Solunum yolu tıkanık­lığı, menenjit, zatürre gibi diğer Hib enfek­siyonlarının birlikte bulunması durumun ağır olduğunun belirtisidir.

Tanı

Genellikle klinik tanı yeterlidir. Özel­likle ağır tablodaki hastalarda ağız muaye­nesi sırasında dil köküne bastırmak epiglot ödemini artırarak, hastanın ölümüne ne­den olabilir. Tam kan (hemogram, CBC) sayımında Lökositoz (beyaz küre sayısın­da artış) sıklıkla vardır. Röntgen filmleri ta­nıya yardımcı olabilir. Yumuşak doku do­zunda çekilmiş yan boyun filminde başpar­mak görünümü, hipofarinkste dilatasyon (genişleme) ve spinal lordozda (boyun ka­visinde) düzleşme görülebilir. Ancak ağır vakalarda tedaviyi film çektirmek amacıyla geciktirmemek gerekir.

Kan kültürü mutla­ka alınmalıdır. Epiglottan sürüntü kültürü yararlıdır, ancak solunum yolunun açık ol­duğundan emin olduktan sonra yapılabilir.

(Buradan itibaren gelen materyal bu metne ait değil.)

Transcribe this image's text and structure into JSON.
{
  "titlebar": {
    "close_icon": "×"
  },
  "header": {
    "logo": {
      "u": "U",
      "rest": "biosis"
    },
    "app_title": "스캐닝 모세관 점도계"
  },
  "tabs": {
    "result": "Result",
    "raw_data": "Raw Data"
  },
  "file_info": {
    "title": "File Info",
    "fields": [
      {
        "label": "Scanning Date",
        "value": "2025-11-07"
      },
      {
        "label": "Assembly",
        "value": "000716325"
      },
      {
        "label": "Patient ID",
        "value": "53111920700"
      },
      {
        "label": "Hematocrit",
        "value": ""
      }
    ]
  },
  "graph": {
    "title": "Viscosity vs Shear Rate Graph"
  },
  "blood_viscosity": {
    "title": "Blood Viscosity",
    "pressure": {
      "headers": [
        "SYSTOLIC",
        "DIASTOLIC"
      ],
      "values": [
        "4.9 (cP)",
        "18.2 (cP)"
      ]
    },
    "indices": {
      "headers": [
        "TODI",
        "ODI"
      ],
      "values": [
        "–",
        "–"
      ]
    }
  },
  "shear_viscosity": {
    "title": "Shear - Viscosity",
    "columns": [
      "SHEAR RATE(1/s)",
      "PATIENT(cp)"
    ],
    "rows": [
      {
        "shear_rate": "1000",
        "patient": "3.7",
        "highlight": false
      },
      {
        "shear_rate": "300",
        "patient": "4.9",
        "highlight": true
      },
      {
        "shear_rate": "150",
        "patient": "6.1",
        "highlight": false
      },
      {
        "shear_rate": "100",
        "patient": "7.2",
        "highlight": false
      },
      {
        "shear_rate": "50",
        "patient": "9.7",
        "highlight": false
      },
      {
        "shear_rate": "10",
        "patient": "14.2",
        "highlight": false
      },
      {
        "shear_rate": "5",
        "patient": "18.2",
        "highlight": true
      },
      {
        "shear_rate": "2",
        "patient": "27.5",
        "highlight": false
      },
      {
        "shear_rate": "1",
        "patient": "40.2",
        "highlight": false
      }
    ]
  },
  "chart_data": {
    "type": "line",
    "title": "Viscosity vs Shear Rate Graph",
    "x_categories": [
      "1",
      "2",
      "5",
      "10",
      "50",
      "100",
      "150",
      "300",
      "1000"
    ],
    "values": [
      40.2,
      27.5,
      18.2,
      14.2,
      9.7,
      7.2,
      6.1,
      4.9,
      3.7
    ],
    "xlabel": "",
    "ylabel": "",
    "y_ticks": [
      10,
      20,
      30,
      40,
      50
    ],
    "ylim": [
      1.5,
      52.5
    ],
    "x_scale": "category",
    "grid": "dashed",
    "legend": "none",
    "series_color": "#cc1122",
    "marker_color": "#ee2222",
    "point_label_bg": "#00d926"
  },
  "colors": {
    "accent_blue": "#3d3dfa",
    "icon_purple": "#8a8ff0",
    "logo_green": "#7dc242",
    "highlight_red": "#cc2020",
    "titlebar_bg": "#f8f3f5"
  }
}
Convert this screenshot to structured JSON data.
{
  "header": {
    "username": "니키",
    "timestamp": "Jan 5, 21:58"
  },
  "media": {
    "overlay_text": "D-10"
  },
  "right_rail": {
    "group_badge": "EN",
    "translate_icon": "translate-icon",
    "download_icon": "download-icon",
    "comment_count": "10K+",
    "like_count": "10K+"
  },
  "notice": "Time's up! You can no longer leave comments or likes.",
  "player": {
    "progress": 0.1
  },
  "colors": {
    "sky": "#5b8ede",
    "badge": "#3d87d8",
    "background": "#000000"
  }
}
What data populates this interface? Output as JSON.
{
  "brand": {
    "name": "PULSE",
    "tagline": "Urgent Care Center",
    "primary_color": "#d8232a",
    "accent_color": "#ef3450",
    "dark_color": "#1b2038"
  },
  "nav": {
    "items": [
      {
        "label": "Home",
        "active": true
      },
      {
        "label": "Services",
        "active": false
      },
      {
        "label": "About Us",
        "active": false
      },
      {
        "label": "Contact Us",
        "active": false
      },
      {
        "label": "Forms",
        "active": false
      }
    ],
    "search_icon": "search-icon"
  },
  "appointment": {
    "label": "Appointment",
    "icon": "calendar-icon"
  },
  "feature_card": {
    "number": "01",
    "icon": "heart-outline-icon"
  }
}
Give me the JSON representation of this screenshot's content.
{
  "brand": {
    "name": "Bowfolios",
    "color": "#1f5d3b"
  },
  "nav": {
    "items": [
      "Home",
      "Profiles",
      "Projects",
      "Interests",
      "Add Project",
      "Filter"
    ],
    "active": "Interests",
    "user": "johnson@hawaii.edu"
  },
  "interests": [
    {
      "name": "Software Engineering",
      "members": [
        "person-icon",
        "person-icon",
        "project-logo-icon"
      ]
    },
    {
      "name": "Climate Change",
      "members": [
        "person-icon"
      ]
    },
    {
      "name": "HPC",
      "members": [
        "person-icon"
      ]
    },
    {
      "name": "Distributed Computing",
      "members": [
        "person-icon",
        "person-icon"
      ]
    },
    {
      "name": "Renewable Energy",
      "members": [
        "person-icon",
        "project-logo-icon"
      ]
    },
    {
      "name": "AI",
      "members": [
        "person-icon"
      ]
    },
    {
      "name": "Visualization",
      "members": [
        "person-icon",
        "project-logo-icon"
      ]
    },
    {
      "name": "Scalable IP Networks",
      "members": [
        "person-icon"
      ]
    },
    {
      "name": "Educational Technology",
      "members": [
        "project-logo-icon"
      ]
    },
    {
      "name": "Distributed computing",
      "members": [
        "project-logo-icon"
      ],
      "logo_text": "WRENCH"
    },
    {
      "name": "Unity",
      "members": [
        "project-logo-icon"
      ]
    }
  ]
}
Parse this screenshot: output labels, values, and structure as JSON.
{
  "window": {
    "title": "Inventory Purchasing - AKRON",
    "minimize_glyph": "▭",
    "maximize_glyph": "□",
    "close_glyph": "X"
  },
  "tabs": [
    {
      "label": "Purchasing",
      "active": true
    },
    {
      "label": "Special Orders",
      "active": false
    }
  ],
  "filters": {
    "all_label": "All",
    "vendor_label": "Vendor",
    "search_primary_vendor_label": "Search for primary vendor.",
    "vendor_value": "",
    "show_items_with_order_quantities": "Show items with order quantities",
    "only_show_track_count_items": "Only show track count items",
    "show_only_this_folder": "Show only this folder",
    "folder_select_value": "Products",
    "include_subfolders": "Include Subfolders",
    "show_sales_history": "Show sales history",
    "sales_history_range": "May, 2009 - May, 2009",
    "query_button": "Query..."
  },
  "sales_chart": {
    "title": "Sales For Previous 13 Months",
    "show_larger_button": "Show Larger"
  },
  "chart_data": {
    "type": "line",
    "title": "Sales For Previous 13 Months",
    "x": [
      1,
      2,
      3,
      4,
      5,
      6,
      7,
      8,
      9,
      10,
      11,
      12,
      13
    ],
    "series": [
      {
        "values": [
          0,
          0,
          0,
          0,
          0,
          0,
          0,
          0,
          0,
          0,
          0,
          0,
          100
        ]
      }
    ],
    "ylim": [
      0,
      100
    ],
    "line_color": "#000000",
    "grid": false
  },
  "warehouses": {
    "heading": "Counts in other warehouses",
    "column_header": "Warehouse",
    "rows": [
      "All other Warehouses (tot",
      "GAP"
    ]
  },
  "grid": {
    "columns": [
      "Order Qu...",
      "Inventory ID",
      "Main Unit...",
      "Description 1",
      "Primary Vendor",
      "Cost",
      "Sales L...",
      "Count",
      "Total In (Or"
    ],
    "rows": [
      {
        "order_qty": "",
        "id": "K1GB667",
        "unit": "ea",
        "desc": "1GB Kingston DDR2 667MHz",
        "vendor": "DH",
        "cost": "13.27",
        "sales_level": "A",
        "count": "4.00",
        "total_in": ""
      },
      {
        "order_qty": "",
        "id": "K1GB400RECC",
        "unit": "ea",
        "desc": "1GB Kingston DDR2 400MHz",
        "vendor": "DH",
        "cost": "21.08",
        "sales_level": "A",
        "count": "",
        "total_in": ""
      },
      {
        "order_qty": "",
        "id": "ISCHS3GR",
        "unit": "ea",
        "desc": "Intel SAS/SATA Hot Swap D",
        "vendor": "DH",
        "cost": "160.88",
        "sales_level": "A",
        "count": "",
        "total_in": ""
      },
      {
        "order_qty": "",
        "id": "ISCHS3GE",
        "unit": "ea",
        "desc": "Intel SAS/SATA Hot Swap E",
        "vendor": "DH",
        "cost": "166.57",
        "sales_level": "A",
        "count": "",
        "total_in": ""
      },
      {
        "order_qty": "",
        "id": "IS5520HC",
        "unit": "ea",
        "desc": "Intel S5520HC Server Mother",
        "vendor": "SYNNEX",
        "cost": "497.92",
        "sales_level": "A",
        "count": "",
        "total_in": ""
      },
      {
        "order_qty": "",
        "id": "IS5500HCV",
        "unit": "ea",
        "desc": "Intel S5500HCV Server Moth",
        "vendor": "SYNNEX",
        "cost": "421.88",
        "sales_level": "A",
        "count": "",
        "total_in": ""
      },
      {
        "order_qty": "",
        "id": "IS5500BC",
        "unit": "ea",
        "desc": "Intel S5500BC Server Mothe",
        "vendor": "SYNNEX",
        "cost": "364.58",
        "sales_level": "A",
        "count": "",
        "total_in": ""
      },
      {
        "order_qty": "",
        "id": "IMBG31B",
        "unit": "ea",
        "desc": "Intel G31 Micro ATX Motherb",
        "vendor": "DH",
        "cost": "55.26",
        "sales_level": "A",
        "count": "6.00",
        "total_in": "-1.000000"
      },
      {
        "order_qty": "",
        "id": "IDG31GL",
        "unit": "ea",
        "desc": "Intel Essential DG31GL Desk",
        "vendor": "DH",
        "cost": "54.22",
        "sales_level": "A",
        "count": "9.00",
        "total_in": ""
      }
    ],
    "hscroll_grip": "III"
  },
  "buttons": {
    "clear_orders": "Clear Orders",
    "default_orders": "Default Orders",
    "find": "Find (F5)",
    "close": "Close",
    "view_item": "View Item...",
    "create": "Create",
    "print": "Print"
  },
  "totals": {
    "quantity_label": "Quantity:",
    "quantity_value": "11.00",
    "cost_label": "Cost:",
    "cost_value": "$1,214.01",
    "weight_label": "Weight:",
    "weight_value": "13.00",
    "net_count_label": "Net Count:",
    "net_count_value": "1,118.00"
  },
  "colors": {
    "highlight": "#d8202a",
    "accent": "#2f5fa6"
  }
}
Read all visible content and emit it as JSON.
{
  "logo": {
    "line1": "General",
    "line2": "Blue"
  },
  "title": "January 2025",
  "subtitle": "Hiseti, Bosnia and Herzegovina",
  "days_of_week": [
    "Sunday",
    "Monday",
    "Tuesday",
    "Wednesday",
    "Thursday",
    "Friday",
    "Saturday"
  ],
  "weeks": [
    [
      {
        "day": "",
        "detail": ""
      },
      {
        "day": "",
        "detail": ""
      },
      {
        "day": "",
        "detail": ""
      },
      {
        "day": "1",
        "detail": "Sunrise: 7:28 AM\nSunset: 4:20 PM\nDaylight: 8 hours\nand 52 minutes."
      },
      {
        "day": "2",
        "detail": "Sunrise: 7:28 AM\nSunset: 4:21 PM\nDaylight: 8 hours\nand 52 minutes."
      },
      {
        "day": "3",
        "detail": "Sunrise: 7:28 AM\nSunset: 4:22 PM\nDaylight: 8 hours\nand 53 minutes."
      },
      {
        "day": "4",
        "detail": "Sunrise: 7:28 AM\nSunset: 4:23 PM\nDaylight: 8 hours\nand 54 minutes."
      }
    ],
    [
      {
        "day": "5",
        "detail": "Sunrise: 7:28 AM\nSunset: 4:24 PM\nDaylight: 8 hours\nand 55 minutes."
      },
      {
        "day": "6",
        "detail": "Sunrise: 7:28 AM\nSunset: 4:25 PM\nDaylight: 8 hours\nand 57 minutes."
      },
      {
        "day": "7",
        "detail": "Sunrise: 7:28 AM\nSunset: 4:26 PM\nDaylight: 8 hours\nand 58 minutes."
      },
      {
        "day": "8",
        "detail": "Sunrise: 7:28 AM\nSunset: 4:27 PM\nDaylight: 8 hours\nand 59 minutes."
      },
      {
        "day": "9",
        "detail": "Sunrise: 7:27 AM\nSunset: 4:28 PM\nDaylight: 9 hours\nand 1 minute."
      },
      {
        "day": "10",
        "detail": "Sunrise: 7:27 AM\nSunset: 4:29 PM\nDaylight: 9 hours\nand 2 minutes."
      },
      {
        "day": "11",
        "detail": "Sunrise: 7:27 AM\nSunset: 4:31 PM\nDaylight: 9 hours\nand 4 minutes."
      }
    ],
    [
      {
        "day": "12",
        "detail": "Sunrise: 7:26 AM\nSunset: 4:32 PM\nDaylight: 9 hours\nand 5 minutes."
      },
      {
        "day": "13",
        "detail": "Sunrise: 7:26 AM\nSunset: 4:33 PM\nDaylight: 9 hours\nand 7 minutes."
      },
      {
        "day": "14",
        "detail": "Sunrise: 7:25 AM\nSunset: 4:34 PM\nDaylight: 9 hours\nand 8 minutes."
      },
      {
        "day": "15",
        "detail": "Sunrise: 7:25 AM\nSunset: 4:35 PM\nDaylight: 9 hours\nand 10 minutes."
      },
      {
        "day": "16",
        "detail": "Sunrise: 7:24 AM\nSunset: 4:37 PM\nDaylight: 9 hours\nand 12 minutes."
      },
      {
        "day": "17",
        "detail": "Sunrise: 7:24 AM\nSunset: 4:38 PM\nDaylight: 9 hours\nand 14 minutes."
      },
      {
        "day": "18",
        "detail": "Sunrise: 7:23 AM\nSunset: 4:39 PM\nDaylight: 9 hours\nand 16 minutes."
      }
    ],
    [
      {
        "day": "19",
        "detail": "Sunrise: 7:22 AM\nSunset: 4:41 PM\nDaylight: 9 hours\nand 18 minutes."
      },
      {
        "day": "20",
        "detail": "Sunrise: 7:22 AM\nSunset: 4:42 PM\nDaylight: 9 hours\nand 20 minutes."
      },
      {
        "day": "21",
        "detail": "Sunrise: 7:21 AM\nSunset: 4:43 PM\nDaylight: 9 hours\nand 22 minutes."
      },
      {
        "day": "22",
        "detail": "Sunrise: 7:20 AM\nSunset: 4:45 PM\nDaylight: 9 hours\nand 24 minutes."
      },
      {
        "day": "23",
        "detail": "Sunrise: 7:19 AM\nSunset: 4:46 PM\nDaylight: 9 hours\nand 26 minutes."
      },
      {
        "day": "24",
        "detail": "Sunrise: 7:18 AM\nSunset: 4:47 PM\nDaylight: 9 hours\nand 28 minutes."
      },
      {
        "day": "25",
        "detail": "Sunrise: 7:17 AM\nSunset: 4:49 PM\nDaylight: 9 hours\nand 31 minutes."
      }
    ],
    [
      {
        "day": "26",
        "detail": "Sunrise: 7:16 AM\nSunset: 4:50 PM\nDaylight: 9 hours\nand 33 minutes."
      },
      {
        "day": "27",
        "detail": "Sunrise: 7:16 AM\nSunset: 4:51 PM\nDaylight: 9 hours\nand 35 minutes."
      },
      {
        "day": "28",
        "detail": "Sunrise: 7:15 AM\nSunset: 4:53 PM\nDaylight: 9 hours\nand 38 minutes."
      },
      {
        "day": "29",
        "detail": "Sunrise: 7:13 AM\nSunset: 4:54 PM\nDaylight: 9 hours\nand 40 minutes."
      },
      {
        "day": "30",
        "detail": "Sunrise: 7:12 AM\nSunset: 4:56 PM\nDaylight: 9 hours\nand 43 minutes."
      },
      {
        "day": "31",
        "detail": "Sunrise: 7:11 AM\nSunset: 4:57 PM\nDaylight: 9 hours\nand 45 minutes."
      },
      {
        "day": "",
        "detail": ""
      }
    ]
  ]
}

Antibiyotik kullanmış vakalarda Hib antije­nini gösteren testler kullanılabilir.

Tedavi

Epiglottit tedavisinde en önemli işlem hava yolunun açık tutulmasıdır. Solunum sıkıntısı bulunan hastalar dik oturmalı, endotrakeal (ağız ya da burun yolundan nefes borusuna yerleş­tirilen) tüp ile veya gerekirse trakeotomi ile solunum sağlanmalıdır. Hipoksi (oksijenlenmede azalma) varsa oksijen verilme­lidir. Epiglottit tedavisinde damar yolu açık tutulmalı, solunumu zorlaştıracak kadar telaş varsa, sakinleştirilmelidir. Kortizonlu ilaçların yararı gösteril­memiştir. Antibiyotik mutlaka verilmelidir. Ceftriaxone ya da ampisilin ve kloramfenikol kullanılabilir. Genellikle 7 gün tedavi yeterlidir.

Korunma

Hib aşısının rutin kullanılması korunmak için en etkili yoldur. Temas edenlere (aynı evde yaşayanlar ve 5 gün ar­ka arkaya her gün en az dörder saat veya bir kez en az 24 saat aynı kapalı ortamda bulunanlar) 4 gün süreyle oral rifampisin verilmelidir.